Le travail licite, l’approche participative et la prédisposition du mouride à servir sa communauté ont été théorisés et éprouvés dès les prémices du mouridisme. C’est ce qui ressort des explications de Abdou Khadre Mbacké Ba qui nous reçoit dans sa librairie (Majalis) sise à Nord-foire (Dakar). “Lors de la construction de la grande mosquée de Diourbel, Serigne Touba a demandé à chaque disciple de contribuer à hauteur de 140 francs et exigé que chacun n’apporte que ce qu’il a gagné à la sueur de son front. Il a ensuite exhorté les disciples à adopter ce modèle pour leurs projets futurs et à persévérer dans le travail pour préserver leur liberté et leur dignité”, rappelle-t- il.
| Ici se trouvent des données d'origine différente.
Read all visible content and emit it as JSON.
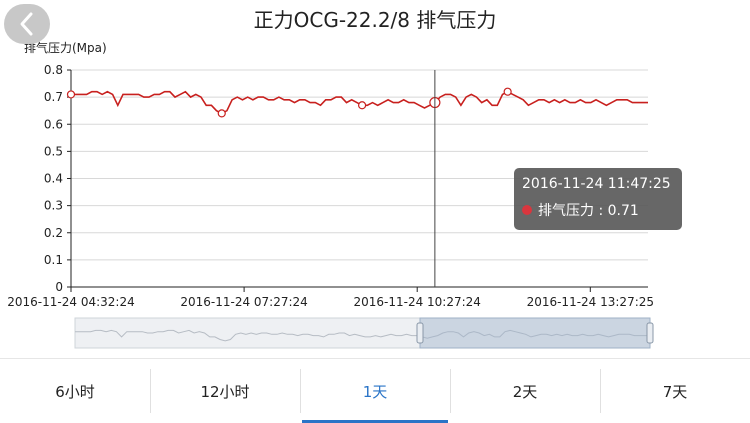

Dans la participation pour le développement de la communauté, Abdou Khadre mentionne aussi l’adiya et en donne les conditions et la visée: “La réussite appartient en réalité au mouride véridique qui est au service du guide, lui porte un amour sincère et se dessaisit volontiers de ses biens pour lui. Cependant, avant de penser au adiya, le talibé doit d’abord payer ses dettes et donner le nécessaire pour ses parents et tous ceux qui sont sous sa responsabilité. Il faut aussi savoir que ce qui est donné est versé dans des projets de communauté ou utilisé pour soutenir les pauvres.”
Conscient que le monde du travail est sujet à des mutations, notre interlocuteur précise que “ le travail, malgré sa place centrale, doit être encadré par une quête préalable du savoir utile et de l’observation des règles de bonne conduite. Tout ce qui est illicite au sens de l’islam doit être évité”.